The refining industry faced another challenging year in 2024, with crack spreads plummeting due to weak demand for petroleum products and rising global refining capacity. As we look ahead to 2025, refiners will likely encounter another difficult year with sluggish demand, tight margins, and potential supply disruptions amid ongoing geopolitical tensions. Key trends to watch in 2025 include:
- Global crude oil demand will grow at a slower pace of ~1% in 2025, increasing from 103.6 to 104.4 mb/d, due to modest economic growth especially in Asia along with rising electric vehicle sales and adoption of LNG as an alternative fuel for heavy vehicles. Oil demand growth will be driven by increased global jet fuel demand and petrochemical feedstock consumption, primarily in China.
- Brent crude prices are projected to drop high $60s to low $70s per barrel in the upcoming year due to the crude oil supply glut, potentially triggering a price war in early 2025 between Asian refiners and Middle Eastern oil producers over unsettled crude oil supply deals.

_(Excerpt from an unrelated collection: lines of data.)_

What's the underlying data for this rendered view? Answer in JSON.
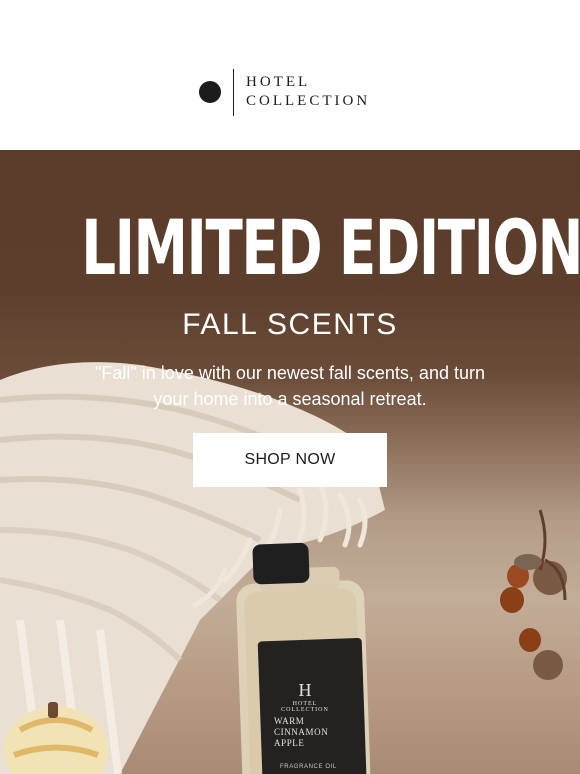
{
  "brand": {
    "line1": "HOTEL",
    "line2": "COLLECTION"
  },
  "hero": {
    "title": "LIMITED EDITION",
    "subtitle": "FALL SCENTS",
    "description": "\"Fall\" in love with our newest fall scents, and turn your home into a seasonal retreat.",
    "cta_label": "SHOP NOW"
  },
  "bottle": {
    "monogram": "H",
    "brand": "HOTEL COLLECTION",
    "name": "WARM CINNAMON APPLE",
    "type": "FRAGRANCE OIL"
  },
  "colors": {
    "hero_brown": "#5b3c2a",
    "header_bg": "#ffffff",
    "button_bg": "#ffffff",
    "text_dark": "#1c1c1c"
  }
}
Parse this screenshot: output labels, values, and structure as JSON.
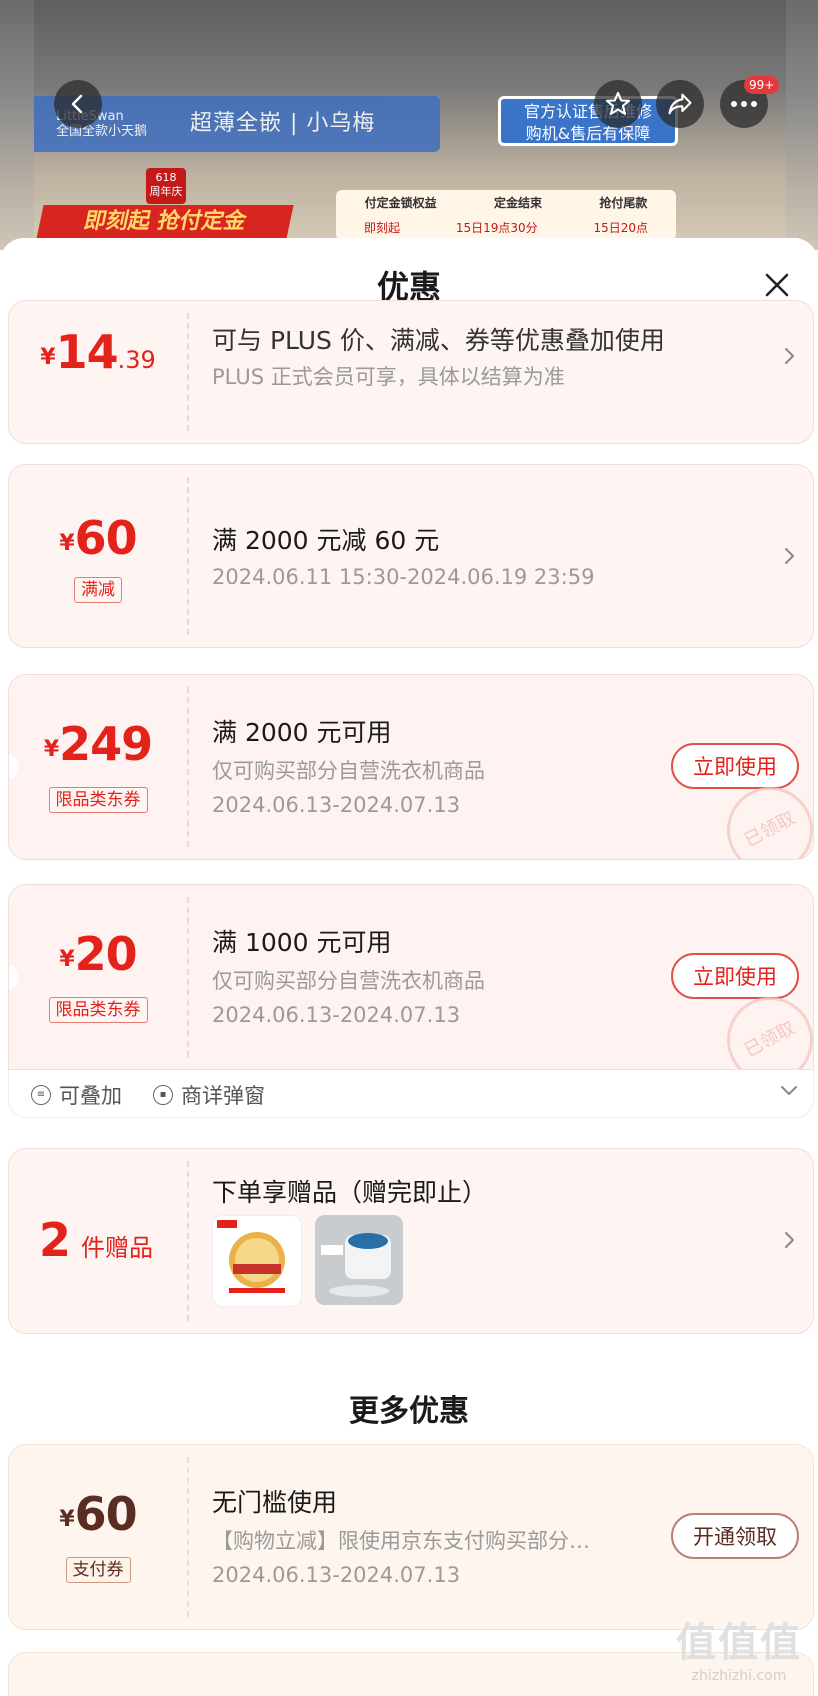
{
  "hero": {
    "brand_logo": "LittleSwan\n全国全款小天鹅",
    "brand_text": "超薄全嵌 | 小乌梅",
    "official_badge": "官方认证售后维修\n购机&售后有保障",
    "badge_618": "618\n周年庆",
    "promo_text": "即刻起 抢付定金",
    "deposit_bar": {
      "row1": [
        "付定金锁权益",
        "定金结束",
        "抢付尾款"
      ],
      "row2": [
        "即刻起",
        "15日19点30分",
        "15日20点"
      ]
    },
    "message_badge": "99+",
    "icons": [
      "back-icon",
      "star-icon",
      "share-icon",
      "more-icon"
    ]
  },
  "sheet": {
    "title": "优惠",
    "close_icon": "close-icon"
  },
  "coupons": [
    {
      "amount_yen": "¥",
      "amount_int": "14",
      "amount_cents": ".39",
      "title": "可与 PLUS 价、满减、券等优惠叠加使用",
      "subtitle": "PLUS 正式会员可享，具体以结算为准"
    },
    {
      "amount_yen": "¥",
      "amount_int": "60",
      "tag": "满减",
      "title": "满 2000 元减 60 元",
      "subtitle": "2024.06.11 15:30-2024.06.19 23:59"
    },
    {
      "amount_yen": "¥",
      "amount_int": "249",
      "tag": "限品类东券",
      "title": "满 2000 元可用",
      "subtitle": "仅可购买部分自营洗衣机商品",
      "date": "2024.06.13-2024.07.13",
      "button": "立即使用",
      "stamp": "已领取"
    },
    {
      "amount_yen": "¥",
      "amount_int": "20",
      "tag": "限品类东券",
      "title": "满 1000 元可用",
      "subtitle": "仅可购买部分自营洗衣机商品",
      "date": "2024.06.13-2024.07.13",
      "button": "立即使用",
      "stamp": "已领取"
    }
  ],
  "coupon_footer": {
    "tag1": "可叠加",
    "tag2": "商详弹窗"
  },
  "gifts": {
    "count": "2",
    "count_label": "件赠品",
    "title": "下单享赠品（赠完即止）"
  },
  "more_section": {
    "title": "更多优惠",
    "card": {
      "amount_yen": "¥",
      "amount_int": "60",
      "tag": "支付券",
      "title": "无门槛使用",
      "subtitle": "【购物立减】限使用京东支付购买部分…",
      "date": "2024.06.13-2024.07.13",
      "button": "开通领取"
    }
  },
  "watermark": {
    "big": "值值值",
    "small": "zhizhizhi.com"
  }
}
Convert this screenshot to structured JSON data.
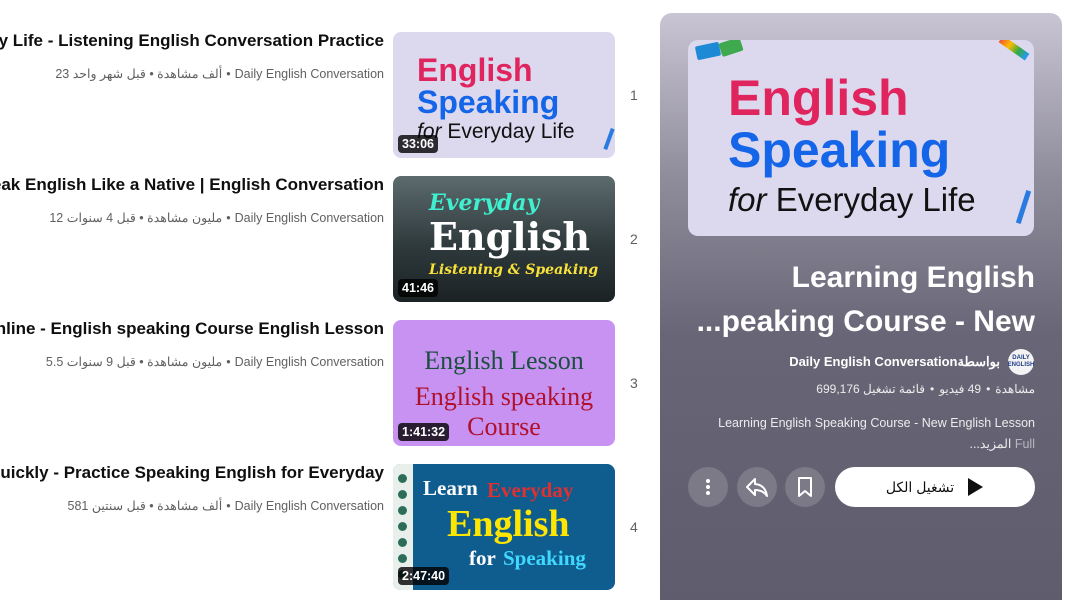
{
  "videos": [
    {
      "index": "1",
      "title": "ay Life - Listening English Conversation Practice",
      "channel": "Daily English Conversation",
      "stats": "23 ألف مشاهدة • قبل شهر واحد",
      "duration": "33:06",
      "thumb": {
        "line1": "English",
        "line2": "Speaking",
        "line3a": "for",
        "line3b": "Everyday Life"
      }
    },
    {
      "index": "2",
      "title": "eak English Like a Native | English Conversation",
      "channel": "Daily English Conversation",
      "stats": "12 مليون مشاهدة • قبل 4 سنوات",
      "duration": "41:46",
      "thumb": {
        "line1": "Everyday",
        "line2": "English",
        "line3": "Listening & Speaking"
      }
    },
    {
      "index": "3",
      "title": "Online - English speaking Course English Lesson",
      "channel": "Daily English Conversation",
      "stats": "5.5 مليون مشاهدة • قبل 9 سنوات",
      "duration": "1:41:32",
      "thumb": {
        "line1": "English Lesson",
        "line2": "English speaking Course"
      }
    },
    {
      "index": "4",
      "title": "Quickly - Practice Speaking English for Everyday",
      "channel": "Daily English Conversation",
      "stats": "581 ألف مشاهدة • قبل سنتين",
      "duration": "2:47:40",
      "thumb": {
        "line1a": "Learn",
        "line1b": "Everyday",
        "line2": "English",
        "line3a": "for",
        "line3b": "Speaking"
      }
    }
  ],
  "playlist": {
    "cover": {
      "line1": "English",
      "line2": "Speaking",
      "line3a": "for",
      "line3b": "Everyday Life"
    },
    "title_line1": "Learning English",
    "title_line2": "...peaking Course - New",
    "owner_prefix": "بواسطة",
    "owner_name": "Daily English Conversation",
    "avatar_text": "DAILY ENGLISH",
    "type": "قائمة تشغيل",
    "video_count": "49 فيديو",
    "views": "699,176 مشاهدة",
    "description": "Learning English Speaking Course - New English Lesson",
    "desc_full": "Full",
    "desc_more": "...المزيد",
    "play_all": "تشغيل الكل"
  },
  "icons": {
    "more": "more-vert-icon",
    "share": "share-icon",
    "save": "bookmark-icon",
    "play": "play-icon"
  },
  "colors": {
    "accent_pink": "#e0245e",
    "accent_blue": "#1565e8",
    "panel_bg": "#686676"
  }
}
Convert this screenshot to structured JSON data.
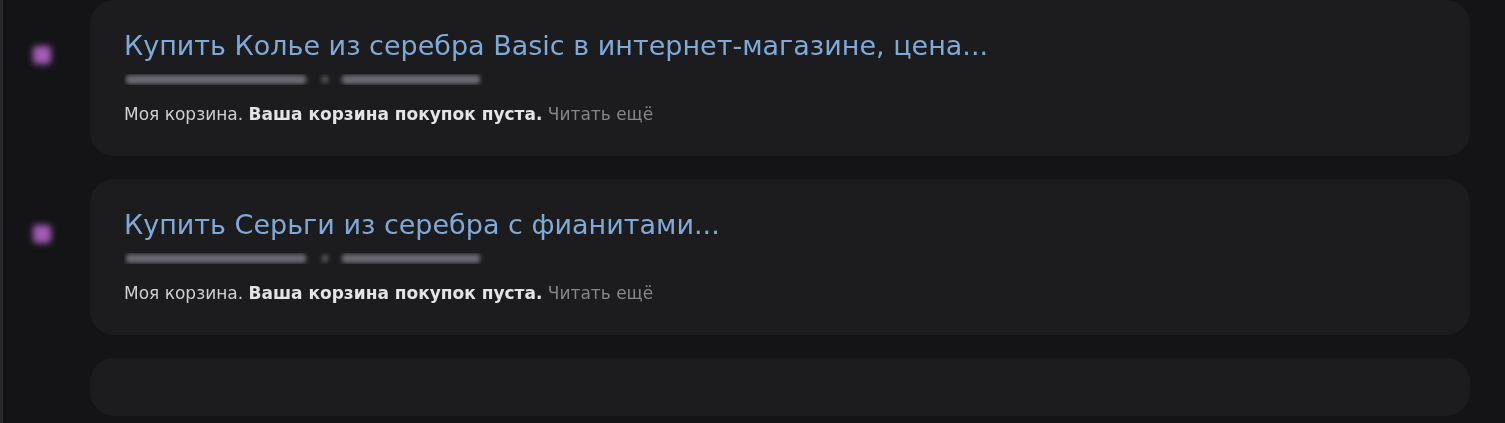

- The global refining supply-demand gap is expected to continue narrowing in 2025 as net capacity additions slow, with global refining capacity rising from 104.2 to 104.8 mb/d. However, existing refining capacity, along with new capacity in Africa and the Middle East—including the expansion of Bahrain’s Bapco refinery capacity to 0.38 mb/d and the reopening of Iraq’s Karbala refinery at 0.14 mb/d capacity—will still exceed demand. This will continue to pressure refining margins, putting more old refineries at risk of closure.
- President Trump’s 25% tariff on Canadian and Mexican imports is likely to cause U.S. refiners to reduce heavy crude oil imports from these countries. Total U.S. crude oil imports are projected to decline by 20%, from 2.5 million barrels per day (mb/d) to 1.9 mb/d in 2025. This could force U.S. refiners to lower utilization rates to approximately 90% or slightly below, due to supply shortages and sluggish demand.
- Due to potentially reduced refinery runs and major refinery closures on the U.S. West and Gulf Coasts (e.g., Phillips 66 closing its Los Angeles refinery in Q4 2025), the U.S. gross refining margin (GRM) is expected to improve slightly in 2025, ranging from ~$15 to $25 per barrel.